A aprovação deste PL representa um passo fundamental para a instituição de um arcabouço legal e regulatório que dará o suporte necessário para a exploração sustentável e a industrialização dos minerais críticos no Brasil. A articulação entre o setor público, privado e acadêmico, fomentada por iniciativas como a do CGEE, será essencial para a implementação eficaz dessas políticas.
A publicação aborda a necessidade de cooperação e capital multilateral, envolvendo o Brasil e outros países, na exploração desses recursos. Essa abordagem pode mitigar riscos, compartilhar tecnologias e acelerar o desenvolvimento, ao mesmo tempo em que fortalece a posição do Brasil no mercado global.
Conclusão Estratégica Financeira
A exploração planejada e a industrialização das terras raras no Brasil têm o potencial de gerar impactos econômicos diretos e indiretos substanciais. A criação de uma cadeia produtiva nacional, desde a extração até a fabricação de componentes de alta tecnologia, pode diversificar a economia, gerar divisas e reduzir a dependência de importações críticas.
As oportunidades financeiras são imensas, tanto para empresas nacionais que atuam no setor de mineração e metalurgia, quanto para indústrias de tecnologia que poderiam se beneficiar do suprimento local de matérias-primas. Os riscos envolvem a volatilidade dos preços internacionais, a necessidade de investimentos vultosos em tecnologia e infraestrutura, e os desafios ambientais e sociais da mineração. No entanto, a capacidade de autossuficiência e a liderança em setores estratégicos podem trazer ganhos significativos em valuation para empresas e para a economia brasileira como um todo.

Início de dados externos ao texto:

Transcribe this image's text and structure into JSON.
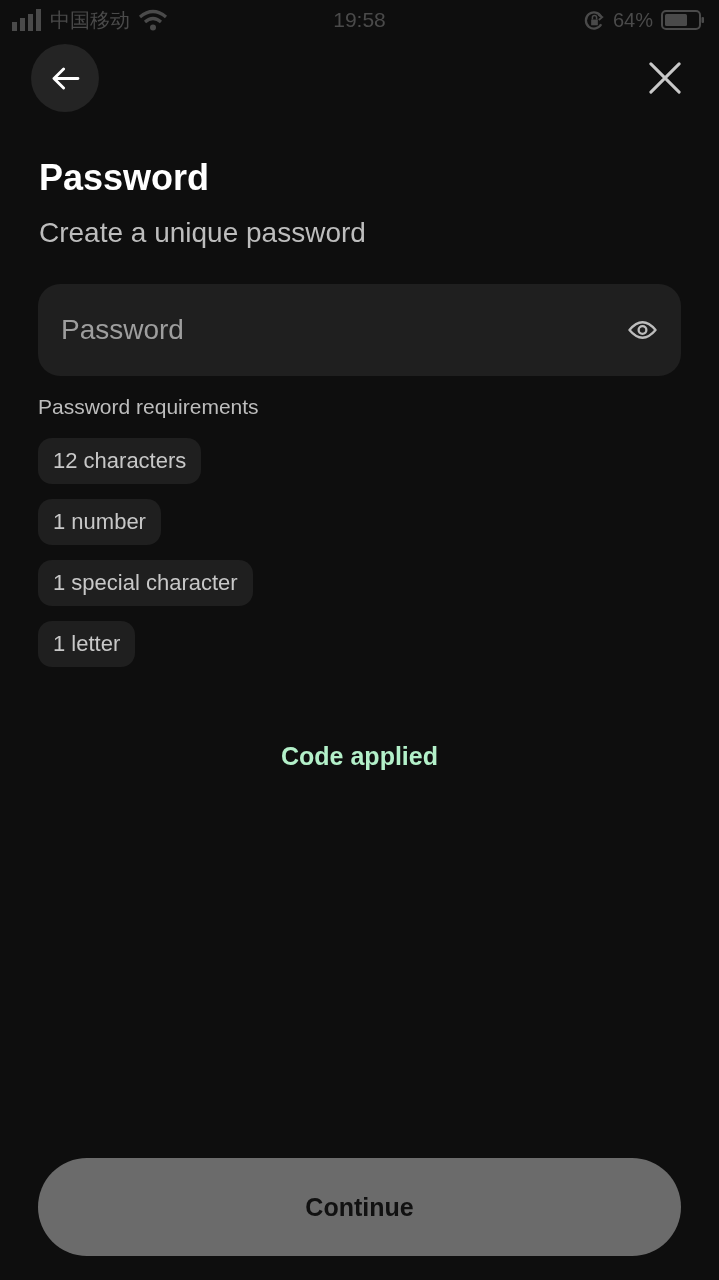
{
  "status_bar": {
    "carrier": "中国移动",
    "time": "19:58",
    "battery": "64%"
  },
  "title": "Password",
  "subtitle": "Create a unique password",
  "password_field": {
    "placeholder": "Password"
  },
  "requirements": {
    "label": "Password requirements",
    "items": [
      "12 characters",
      "1 number",
      "1 special character",
      "1 letter"
    ]
  },
  "promo_status": "Code applied",
  "continue_button": {
    "label": "Continue",
    "disabled": true
  }
}
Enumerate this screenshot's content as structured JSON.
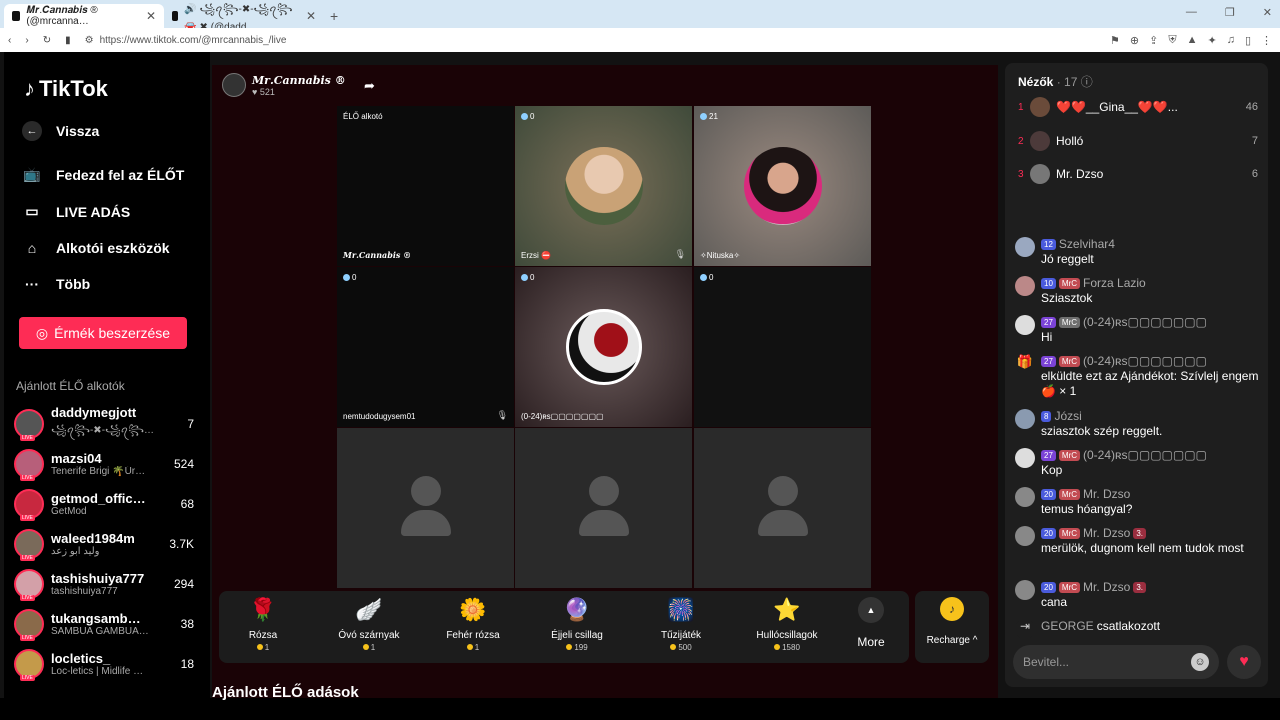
{
  "browser": {
    "tabs": [
      {
        "title": "𝑴𝒓.𝑪𝒂𝒏𝒏𝒂𝒃𝒊𝒔 ® (@mrcanna…",
        "active": true
      },
      {
        "title": "🔊 ꧁ꪖ꧂-✖-꧁ꪖ꧂ 🚘 ✖ (@dadd…",
        "active": false
      }
    ],
    "new_tab": "+",
    "url": "https://www.tiktok.com/@mrcannabis_/live"
  },
  "sidebar": {
    "logo": "TikTok",
    "back": "Vissza",
    "nav": [
      {
        "label": "Fedezd fel az ÉLŐT",
        "icon": "tv-icon"
      },
      {
        "label": "LIVE ADÁS",
        "icon": "camera-icon"
      },
      {
        "label": "Alkotói eszközök",
        "icon": "creator-tools-icon"
      },
      {
        "label": "Több",
        "icon": "more-icon"
      }
    ],
    "coins_button": "Érmék beszerzése",
    "recommended_title": "Ajánlott ÉLŐ alkotók",
    "creators": [
      {
        "name": "daddymegjott",
        "sub": "꧁ꪖ꧂-✖-꧁ꪖ꧂…",
        "count": "7"
      },
      {
        "name": "mazsi04",
        "sub": "Tenerife Brigi 🌴Úr…",
        "count": "524"
      },
      {
        "name": "getmod_offic…",
        "sub": "GetMod",
        "count": "68"
      },
      {
        "name": "waleed1984m",
        "sub": "وليد ابو زعد",
        "count": "3.7K"
      },
      {
        "name": "tashishuiya777",
        "sub": "tashishuiya777",
        "count": "294"
      },
      {
        "name": "tukangsamb…",
        "sub": "SAMBUA GAMBUA…",
        "count": "38"
      },
      {
        "name": "locletics_",
        "sub": "Loc-letics | Midlife …",
        "count": "18"
      }
    ],
    "live_badge": "LIVE"
  },
  "stream": {
    "host_name": "𝑴𝒓.𝑪𝒂𝒏𝒏𝒂𝒃𝒊𝒔 ®",
    "host_likes": "♥ 521",
    "cells": [
      {
        "badge": "ÉLŐ alkotó",
        "tag": "𝑴𝒓.𝑪𝒂𝒏𝒏𝒂𝒃𝒊𝒔 ®"
      },
      {
        "badge": "0",
        "tag": "Erzsi ⛔"
      },
      {
        "badge": "21",
        "tag": "✧Nituska✧"
      },
      {
        "badge": "0",
        "tag": "nemtudodugysem01"
      },
      {
        "badge": "0",
        "tag": "(0-24)ʀs▢▢▢▢▢▢▢"
      },
      {
        "badge": "0",
        "tag": ""
      }
    ],
    "gifts": [
      {
        "name": "Rózsa",
        "price": "1",
        "icon": "🌹"
      },
      {
        "name": "Óvó szárnyak",
        "price": "1",
        "icon": "🪽"
      },
      {
        "name": "Fehér rózsa",
        "price": "1",
        "icon": "🌼"
      },
      {
        "name": "Éjjeli csillag",
        "price": "199",
        "icon": "🔮"
      },
      {
        "name": "Tűzijáték",
        "price": "500",
        "icon": "🎆"
      },
      {
        "name": "Hullócsillagok",
        "price": "1580",
        "icon": "⭐"
      }
    ],
    "more": "More",
    "recharge": "Recharge ^",
    "recommended_live": "Ajánlott ÉLŐ adások"
  },
  "chat": {
    "viewers_title": "Nézők",
    "viewers_count": "· 17",
    "top_viewers": [
      {
        "rank": "1",
        "name": "❤️❤️__Gina__❤️❤️...",
        "points": "46"
      },
      {
        "rank": "2",
        "name": "Holló",
        "points": "7"
      },
      {
        "rank": "3",
        "name": "Mr. Dzso",
        "points": "6"
      }
    ],
    "messages": [
      {
        "level": "12",
        "fan": "",
        "user": "Szelvihar4",
        "rank": "",
        "text": "Jó reggelt"
      },
      {
        "level": "10",
        "fan": "MrC",
        "user": "Forza Lazio",
        "rank": "",
        "text": "Sziasztok"
      },
      {
        "level": "27",
        "fan": "MrC",
        "user": "(0-24)ʀs▢▢▢▢▢▢▢",
        "rank": "",
        "text": "Hi"
      },
      {
        "level": "27",
        "fan": "MrC",
        "user": "(0-24)ʀs▢▢▢▢▢▢▢",
        "rank": "",
        "text": "elküldte ezt az Ajándékot: Szívlelj engem 🍎 × 1"
      },
      {
        "level": "8",
        "fan": "",
        "user": "Józsi",
        "rank": "",
        "text": "sziasztok szép reggelt."
      },
      {
        "level": "27",
        "fan": "MrC",
        "user": "(0-24)ʀs▢▢▢▢▢▢▢",
        "rank": "",
        "text": "Kop"
      },
      {
        "level": "20",
        "fan": "MrC",
        "user": "Mr. Dzso",
        "rank": "",
        "text": "temus hóangyal?"
      },
      {
        "level": "20",
        "fan": "MrC",
        "user": "Mr. Dzso",
        "rank": "3.",
        "text": "merülök, dugnom kell nem tudok most"
      },
      {
        "level": "20",
        "fan": "MrC",
        "user": "Mr. Dzso",
        "rank": "3.",
        "text": "cana"
      }
    ],
    "join_user": "GEORGE",
    "join_text": "csatlakozott",
    "input_placeholder": "Bevitel..."
  },
  "colors": {
    "accent": "#fe2c55",
    "coin": "#f7c21b",
    "stage_bg": "#1a0306"
  }
}
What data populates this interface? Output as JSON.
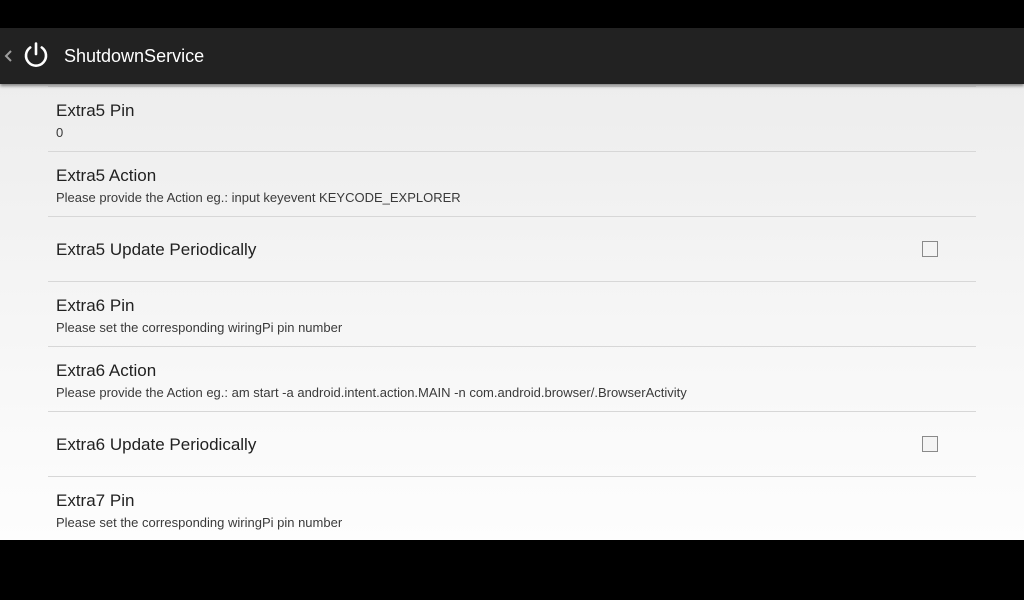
{
  "app": {
    "title": "ShutdownService",
    "up_icon": "chevron-left-icon",
    "app_icon": "power-icon"
  },
  "preferences": [
    {
      "title": "Extra5 Pin",
      "summary": "0",
      "checkbox": false
    },
    {
      "title": "Extra5 Action",
      "summary": "Please provide the Action eg.: input keyevent  KEYCODE_EXPLORER",
      "checkbox": false
    },
    {
      "title": "Extra5 Update Periodically",
      "summary": "",
      "checkbox": true,
      "checked": false
    },
    {
      "title": "Extra6 Pin",
      "summary": "Please set the corresponding wiringPi pin number",
      "checkbox": false
    },
    {
      "title": "Extra6 Action",
      "summary": "Please provide the Action eg.: am start -a android.intent.action.MAIN -n com.android.browser/.BrowserActivity",
      "checkbox": false
    },
    {
      "title": "Extra6 Update Periodically",
      "summary": "",
      "checkbox": true,
      "checked": false
    },
    {
      "title": "Extra7 Pin",
      "summary": "Please set the corresponding wiringPi pin number",
      "checkbox": false
    }
  ],
  "colors": {
    "action_bar": "#222222",
    "content_bg": "#f3f3f3",
    "divider": "#d7d7d7",
    "title_text": "#212121"
  }
}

Para investidores e empresários, o cenário aponta para uma tendência de crescimento exponencial na demanda por terras raras, tornando este um setor promissor para investimentos de longo prazo. A minha leitura do cenário é que o Brasil, ao adotar uma política industrial clara e investir em pesquisa e desenvolvimento, pode se posicionar como um player global relevante, capturando uma parcela significativa do valor gerado por esses minerais estratégicos.
Este conteúdo é de caráter exclusivamente informativo e educacional. Não constitui recomendação de investimento, consultoria financeira ou oferta de qualquer ativo. Consulte um profissional habilitado antes de tomar decisões financeiras.